この切り替えの早さはガーネットの長所なのだろうが、抱えている悩みが消えてなくなったわけではなく、ただ表に出さず押し込めてしまっているだけだ。
それをきちんと理解して、年長者らしく支えなければ――いや、支えてやりたいと思う。
何と言っても、そういう間柄なのだから。
俺の方も一通り接客を片付けてから、再び会計カウンター周りが静かになったタイミングを見計らって、話を本筋に戻そうとしてみる。
「新しい装備を調達するっていう件なんだが、俺達だけで何とかするよりも、やっぱり伝手を辿って調達する方が良さそうだよな」
「とりあえず手に入れてから、白狼のがミスリルと【合成】させりゃいい話だしな。でも具体的にどうすんだっつーと……」
「銀翼騎士団やアージェンティア家には頼めないのか?」
一応確認しておくべきだろうと思って聞いてみると、ガーネットは口元を歪めて考え込んだ。

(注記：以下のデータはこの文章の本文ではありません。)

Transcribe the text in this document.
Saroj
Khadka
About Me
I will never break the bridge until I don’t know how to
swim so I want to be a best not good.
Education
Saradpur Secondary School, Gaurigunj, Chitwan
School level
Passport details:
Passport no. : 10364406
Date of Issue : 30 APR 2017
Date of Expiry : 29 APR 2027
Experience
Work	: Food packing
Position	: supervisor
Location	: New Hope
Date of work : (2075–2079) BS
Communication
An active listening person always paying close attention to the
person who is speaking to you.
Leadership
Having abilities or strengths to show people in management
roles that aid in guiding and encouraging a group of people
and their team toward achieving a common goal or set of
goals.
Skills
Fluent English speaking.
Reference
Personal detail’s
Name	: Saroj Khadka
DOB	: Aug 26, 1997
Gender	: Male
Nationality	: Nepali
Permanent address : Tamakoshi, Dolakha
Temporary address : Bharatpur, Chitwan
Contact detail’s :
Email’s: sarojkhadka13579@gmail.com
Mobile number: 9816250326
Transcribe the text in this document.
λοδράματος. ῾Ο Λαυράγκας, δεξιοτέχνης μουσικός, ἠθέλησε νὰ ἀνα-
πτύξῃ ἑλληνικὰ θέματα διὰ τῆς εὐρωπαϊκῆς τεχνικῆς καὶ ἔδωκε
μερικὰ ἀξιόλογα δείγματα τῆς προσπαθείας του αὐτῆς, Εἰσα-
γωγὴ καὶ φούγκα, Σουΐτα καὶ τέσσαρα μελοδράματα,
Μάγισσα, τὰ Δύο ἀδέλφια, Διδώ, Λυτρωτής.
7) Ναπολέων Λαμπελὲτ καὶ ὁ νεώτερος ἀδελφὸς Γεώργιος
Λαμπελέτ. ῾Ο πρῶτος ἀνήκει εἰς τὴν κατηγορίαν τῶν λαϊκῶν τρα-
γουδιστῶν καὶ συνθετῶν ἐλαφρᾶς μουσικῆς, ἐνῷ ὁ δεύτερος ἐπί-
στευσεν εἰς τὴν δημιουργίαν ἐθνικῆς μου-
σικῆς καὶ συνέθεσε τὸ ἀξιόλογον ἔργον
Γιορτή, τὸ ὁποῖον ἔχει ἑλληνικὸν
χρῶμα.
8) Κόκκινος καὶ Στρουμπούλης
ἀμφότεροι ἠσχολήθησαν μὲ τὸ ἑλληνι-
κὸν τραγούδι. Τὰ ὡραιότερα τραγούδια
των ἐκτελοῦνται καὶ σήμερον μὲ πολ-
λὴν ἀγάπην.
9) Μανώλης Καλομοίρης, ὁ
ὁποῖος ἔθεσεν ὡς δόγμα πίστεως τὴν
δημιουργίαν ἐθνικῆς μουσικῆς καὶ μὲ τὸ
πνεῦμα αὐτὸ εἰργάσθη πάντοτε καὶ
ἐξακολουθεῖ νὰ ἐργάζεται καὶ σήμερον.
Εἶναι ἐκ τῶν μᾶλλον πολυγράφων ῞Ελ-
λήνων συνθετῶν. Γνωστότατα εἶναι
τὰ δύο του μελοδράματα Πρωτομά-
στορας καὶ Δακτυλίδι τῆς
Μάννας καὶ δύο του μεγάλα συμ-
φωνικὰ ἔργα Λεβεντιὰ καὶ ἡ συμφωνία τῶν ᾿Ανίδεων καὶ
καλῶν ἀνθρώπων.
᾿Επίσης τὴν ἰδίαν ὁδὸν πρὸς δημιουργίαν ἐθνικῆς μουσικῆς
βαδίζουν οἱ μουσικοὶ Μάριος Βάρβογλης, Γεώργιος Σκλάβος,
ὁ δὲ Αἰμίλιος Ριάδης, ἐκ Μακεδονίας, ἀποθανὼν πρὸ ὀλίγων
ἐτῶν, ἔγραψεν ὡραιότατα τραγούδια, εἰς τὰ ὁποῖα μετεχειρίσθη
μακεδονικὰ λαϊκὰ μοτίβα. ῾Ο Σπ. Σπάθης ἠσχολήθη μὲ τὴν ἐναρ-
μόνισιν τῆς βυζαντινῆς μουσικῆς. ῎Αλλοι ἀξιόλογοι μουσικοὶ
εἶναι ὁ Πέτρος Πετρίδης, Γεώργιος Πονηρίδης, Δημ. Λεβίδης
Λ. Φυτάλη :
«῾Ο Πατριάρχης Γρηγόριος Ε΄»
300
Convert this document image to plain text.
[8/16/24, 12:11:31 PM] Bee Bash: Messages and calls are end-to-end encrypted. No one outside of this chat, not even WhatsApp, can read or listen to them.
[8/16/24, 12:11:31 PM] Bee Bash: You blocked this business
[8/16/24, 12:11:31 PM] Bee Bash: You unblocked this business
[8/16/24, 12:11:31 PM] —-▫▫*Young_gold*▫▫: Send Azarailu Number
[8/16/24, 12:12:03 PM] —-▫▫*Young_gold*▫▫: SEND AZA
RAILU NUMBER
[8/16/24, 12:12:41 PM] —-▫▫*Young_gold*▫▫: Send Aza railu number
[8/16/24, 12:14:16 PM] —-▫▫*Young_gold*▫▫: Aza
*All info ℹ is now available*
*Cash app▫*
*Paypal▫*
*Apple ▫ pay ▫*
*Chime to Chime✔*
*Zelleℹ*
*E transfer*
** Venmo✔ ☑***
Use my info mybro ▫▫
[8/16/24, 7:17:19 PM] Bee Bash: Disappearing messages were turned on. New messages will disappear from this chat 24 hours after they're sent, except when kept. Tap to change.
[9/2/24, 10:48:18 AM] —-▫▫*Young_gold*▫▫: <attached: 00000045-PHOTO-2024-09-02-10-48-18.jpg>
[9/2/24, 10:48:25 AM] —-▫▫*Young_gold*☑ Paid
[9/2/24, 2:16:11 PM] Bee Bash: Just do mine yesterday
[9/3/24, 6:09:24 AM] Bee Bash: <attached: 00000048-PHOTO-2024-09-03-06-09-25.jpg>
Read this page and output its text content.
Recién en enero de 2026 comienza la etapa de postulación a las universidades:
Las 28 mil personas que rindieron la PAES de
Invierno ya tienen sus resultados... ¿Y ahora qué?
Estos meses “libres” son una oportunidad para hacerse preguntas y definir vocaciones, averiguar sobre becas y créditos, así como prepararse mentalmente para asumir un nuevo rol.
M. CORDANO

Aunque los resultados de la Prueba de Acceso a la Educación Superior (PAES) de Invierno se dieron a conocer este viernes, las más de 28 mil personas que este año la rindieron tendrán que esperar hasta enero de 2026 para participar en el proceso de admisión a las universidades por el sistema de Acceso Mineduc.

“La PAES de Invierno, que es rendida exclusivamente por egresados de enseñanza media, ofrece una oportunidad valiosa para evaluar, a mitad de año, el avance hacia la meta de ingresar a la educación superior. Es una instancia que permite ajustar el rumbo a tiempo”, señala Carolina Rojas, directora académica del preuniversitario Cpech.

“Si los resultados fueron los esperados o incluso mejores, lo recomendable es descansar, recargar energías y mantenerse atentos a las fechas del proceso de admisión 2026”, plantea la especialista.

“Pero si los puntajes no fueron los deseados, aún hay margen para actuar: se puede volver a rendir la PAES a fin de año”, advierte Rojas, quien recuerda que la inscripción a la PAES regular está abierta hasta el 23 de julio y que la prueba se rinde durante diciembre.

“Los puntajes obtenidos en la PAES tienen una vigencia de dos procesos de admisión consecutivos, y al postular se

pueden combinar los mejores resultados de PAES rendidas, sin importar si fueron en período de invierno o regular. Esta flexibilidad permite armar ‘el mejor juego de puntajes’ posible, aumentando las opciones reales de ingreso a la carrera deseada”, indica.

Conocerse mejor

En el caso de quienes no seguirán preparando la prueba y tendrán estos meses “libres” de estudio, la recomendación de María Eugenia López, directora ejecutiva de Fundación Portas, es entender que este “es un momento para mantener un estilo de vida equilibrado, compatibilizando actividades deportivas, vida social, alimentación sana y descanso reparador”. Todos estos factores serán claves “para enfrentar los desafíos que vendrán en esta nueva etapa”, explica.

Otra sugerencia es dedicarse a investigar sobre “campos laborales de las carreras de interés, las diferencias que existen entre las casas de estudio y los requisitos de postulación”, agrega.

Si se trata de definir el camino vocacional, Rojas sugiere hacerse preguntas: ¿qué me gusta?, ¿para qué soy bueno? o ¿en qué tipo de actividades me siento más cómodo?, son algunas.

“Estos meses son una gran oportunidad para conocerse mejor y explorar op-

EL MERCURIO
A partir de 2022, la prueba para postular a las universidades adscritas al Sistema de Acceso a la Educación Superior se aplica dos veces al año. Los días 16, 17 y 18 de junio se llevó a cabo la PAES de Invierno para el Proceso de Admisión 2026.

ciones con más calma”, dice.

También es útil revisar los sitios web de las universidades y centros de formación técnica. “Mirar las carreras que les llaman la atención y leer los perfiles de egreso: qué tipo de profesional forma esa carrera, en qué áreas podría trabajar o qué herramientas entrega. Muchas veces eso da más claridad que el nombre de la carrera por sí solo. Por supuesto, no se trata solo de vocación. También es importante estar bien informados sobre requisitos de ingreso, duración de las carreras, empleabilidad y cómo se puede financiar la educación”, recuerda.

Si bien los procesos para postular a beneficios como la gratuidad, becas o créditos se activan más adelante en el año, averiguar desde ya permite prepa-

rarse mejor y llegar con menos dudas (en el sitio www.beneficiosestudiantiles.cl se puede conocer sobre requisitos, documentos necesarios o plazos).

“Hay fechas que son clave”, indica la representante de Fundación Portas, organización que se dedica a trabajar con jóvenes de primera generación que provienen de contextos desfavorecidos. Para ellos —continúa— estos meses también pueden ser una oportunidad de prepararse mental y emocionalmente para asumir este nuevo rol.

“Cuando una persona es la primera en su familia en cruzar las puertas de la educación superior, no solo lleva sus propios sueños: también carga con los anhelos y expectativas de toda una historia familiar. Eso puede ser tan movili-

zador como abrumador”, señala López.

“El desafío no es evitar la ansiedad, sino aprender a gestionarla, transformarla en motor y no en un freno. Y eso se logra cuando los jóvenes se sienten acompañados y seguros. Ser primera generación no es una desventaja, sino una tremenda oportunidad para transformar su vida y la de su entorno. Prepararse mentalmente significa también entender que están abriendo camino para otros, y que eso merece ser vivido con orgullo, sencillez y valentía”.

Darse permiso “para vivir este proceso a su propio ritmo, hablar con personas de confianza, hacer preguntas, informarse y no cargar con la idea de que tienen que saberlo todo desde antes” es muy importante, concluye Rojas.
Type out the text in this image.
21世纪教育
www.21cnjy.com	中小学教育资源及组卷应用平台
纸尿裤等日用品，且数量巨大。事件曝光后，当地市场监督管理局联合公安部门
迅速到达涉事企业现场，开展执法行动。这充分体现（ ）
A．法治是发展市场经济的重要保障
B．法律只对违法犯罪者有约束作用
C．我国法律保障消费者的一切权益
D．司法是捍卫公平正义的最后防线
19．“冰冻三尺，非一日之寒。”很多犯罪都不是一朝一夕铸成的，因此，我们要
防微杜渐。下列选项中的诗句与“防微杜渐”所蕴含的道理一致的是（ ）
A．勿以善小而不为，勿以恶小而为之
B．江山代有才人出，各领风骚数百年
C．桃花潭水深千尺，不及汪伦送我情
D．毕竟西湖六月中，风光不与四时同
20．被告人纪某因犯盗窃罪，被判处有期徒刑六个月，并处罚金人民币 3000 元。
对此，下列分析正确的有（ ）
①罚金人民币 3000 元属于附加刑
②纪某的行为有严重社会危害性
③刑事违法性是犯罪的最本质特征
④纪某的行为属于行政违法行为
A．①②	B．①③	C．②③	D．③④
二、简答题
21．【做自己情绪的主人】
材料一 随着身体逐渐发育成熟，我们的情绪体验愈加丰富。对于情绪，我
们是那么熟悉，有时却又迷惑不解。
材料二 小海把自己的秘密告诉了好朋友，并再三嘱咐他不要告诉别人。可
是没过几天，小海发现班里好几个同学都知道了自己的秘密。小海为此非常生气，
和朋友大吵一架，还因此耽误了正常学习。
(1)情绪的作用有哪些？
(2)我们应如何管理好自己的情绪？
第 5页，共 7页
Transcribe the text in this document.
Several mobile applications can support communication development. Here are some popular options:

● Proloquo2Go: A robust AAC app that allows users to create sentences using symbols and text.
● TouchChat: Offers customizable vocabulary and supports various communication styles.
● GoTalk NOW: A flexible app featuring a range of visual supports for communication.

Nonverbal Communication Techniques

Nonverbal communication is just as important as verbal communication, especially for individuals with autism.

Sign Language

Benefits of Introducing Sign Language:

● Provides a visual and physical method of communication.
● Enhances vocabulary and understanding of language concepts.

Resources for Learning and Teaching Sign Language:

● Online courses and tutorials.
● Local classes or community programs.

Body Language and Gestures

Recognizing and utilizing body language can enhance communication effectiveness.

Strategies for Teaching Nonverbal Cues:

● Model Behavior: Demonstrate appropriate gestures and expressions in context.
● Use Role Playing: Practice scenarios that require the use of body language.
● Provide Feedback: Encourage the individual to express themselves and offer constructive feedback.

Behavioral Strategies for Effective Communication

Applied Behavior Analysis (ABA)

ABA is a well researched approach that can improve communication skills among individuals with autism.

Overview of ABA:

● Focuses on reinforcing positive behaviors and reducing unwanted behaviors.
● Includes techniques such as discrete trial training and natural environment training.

「そりゃ難しい……ああ、いや、今ならいけるかもしれねぇな。白狼騎士団が発足して、オレも正式に出向扱いになったわけだから、銀翼から装備品を堂々と調達しても問題なさそうだ」
割と最近まで、ガーネットは銀翼の騎士であることを隠す必要があったが、今はもう正式な出向者として堂々と身分を明かすことができる。
なので、これまでは大々的に受けることができなかった、銀翼騎士団からのバックアップを期待することもできるわけだ。
白狼騎士団に銀翼騎士団が多大な支援をする……という形になると、騎士団間のパワーバランスやら何やらで面倒なことになりかねないが、あくまで所属騎士個人の装備の充実なら何の問題もないだろう。
「それにお前の歳上の兄……ヴァレンタインもグリーンホロウに逗留してるんだろ? 話を持っていけば何か……」
ヴァレンタインの名前が出た途端、ガーネットは苦虫を噛み潰したような顔になった。
「あいつかぁ……あんま借りを作りたくねぇ奴っていうか……」
「……だったら最後の手段ってことにしておくか」
俺はヴァレンタイン・アージェンティアの人となりをよく知らない。
なので、この辺の判断は妹であるガーネットに従うべきだろう。
ひとまずそう結論付けてから、新たに商品を持ってきた客への対応に意識を切り替えることにした。